Mileage is an acceptable basis for determining instate and out-of-state use for leased vehicles or trailers. When use tax is determined to be due all miles traveled in Washington by the leased vehicle is instate miles. In order to claim that a portion of any lease payment was exempt of use tax because of out-of-state use, the motor carrier must maintain accurate records of actual instate and out-of-state use. For example, if a truck was leased for the years 2006 and 2007 and failed to meet the substantial use requirement in 2006, but met the requirement in 2007, use tax would only be due for the usage in Washington which occurred in 2006.

The following examples show how this method would be applied to typical situations. These examples should be used only as a general guide. The tax status of each situation must be determined after a review of all of the facts and circumstances.

Example: BG Hauling is a for hire carrier that entered into a lease agreement for a truck without operator on January 1, 2006. All the necessary conditions for the retail sales and use tax exemptions for the first year of the lease were met. BG Hauling verifies compliance with the twenty-five percent substantial use threshold on a calendar year basis.

BG determines that this truck failed to meet the twenty-five percent substantial use threshold for calendar year 2007. Use tax will be due beginning with the period for which the exemption was not met, in this case beginning with January 2007. However, BG Hauling will report use tax only on the portion of each lease payment attributable to actual instate use, provided accurate records substantiating the trucks instate and out-of-state activity were maintained. Only mileage incurred while actually outside Washington will be considered out-of-state mileage. If BG Hauling continues to lease this truck in 2008, usage will again be reviewed for that period and use tax may or may not be due for the 2008 lease payments, depending on whether the vehicle was used substantially in interstate hauls during that year.

Example: MG Inc. is an equipment distributor which, in addition to hauling its own product to customers, is engaged in hauling for hire. MG is a holder of an ICC or MC permit.
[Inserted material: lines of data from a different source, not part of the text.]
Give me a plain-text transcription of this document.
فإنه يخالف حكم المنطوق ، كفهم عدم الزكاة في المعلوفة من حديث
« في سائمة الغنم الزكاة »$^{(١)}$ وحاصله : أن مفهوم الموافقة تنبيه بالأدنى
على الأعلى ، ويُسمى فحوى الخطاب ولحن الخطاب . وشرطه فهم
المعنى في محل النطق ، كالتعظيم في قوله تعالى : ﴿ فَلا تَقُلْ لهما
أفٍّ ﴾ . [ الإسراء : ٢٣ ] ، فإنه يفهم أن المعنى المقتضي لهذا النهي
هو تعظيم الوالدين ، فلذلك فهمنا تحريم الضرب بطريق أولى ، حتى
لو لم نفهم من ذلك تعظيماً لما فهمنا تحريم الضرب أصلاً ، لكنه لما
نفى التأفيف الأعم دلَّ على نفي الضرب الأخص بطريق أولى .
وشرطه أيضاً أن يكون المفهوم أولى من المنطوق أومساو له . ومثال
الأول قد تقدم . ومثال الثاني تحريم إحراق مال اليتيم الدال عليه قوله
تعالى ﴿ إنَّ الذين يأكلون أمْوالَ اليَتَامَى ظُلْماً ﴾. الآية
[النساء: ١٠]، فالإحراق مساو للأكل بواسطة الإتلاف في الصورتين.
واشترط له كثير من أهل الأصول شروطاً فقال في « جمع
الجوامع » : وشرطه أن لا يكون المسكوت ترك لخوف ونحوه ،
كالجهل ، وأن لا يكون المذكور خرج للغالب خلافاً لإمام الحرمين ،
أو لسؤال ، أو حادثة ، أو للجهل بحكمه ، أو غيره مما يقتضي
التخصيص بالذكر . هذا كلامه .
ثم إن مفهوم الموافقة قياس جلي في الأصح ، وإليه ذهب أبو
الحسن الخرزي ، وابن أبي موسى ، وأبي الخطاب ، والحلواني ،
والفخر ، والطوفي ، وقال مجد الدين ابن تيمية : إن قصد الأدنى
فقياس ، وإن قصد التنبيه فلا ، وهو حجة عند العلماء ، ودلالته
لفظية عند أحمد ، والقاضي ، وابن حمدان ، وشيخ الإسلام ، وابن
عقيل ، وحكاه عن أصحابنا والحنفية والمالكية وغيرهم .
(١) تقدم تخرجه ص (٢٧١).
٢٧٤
MG enters into a lease agreement for a truck without operator on January 1, 2006. All conditions for retail sales and use tax exemption are satisfied for the first year of the lease.

Based upon the truck’s for hire hauling activities during the 2007 calendar year, MG determines that the use of the truck failed to meet the twenty-five percent substantial use threshold. MG must remit use tax on the amount of lease payments made during 2007 at the time it files its last tax return in 2007. MG may remit use tax only upon that portion of each lease payment attributable to actual instate use if accurate records were maintained to substantiate instate and of out-of-state use. While only the hauling for hire activities are reviewed when determining whether the truck satisfies the substantial interstate use threshold, once it is established that the exemption cannot be maintained, the use tax liability is based upon all instate activity, including the motor carrier’s hauling of its own product.

Component parts: A use tax exemption also applies for the use of tangible personal property which becomes a component part of any motor vehicle or trailer used for transporting persons or property for hire. This exemption is available for motor vehicles or trailers owned by, or operated under contract with, a person holding an ICC or MC permit. Since carriers are required to obtain these permits only when the carrier is hauling for hire, the exemption applies only to tangible personal property purchased for vehicles which are used in hauling for hire. The exemption for component parts will apply even if the parts are for use on a motor vehicle or trailer which is used less than twenty-five percent in interstate hauls for hire, provided the vehicle is used in hauling for hire.

Vehicles taken directly outside the state: For vehicles purchased in Washington, there is a use tax exemption for the use of any motor vehicle or trailer while being operated under the authority of a trip permit and moving from the point of delivery in this state to a point outside this state.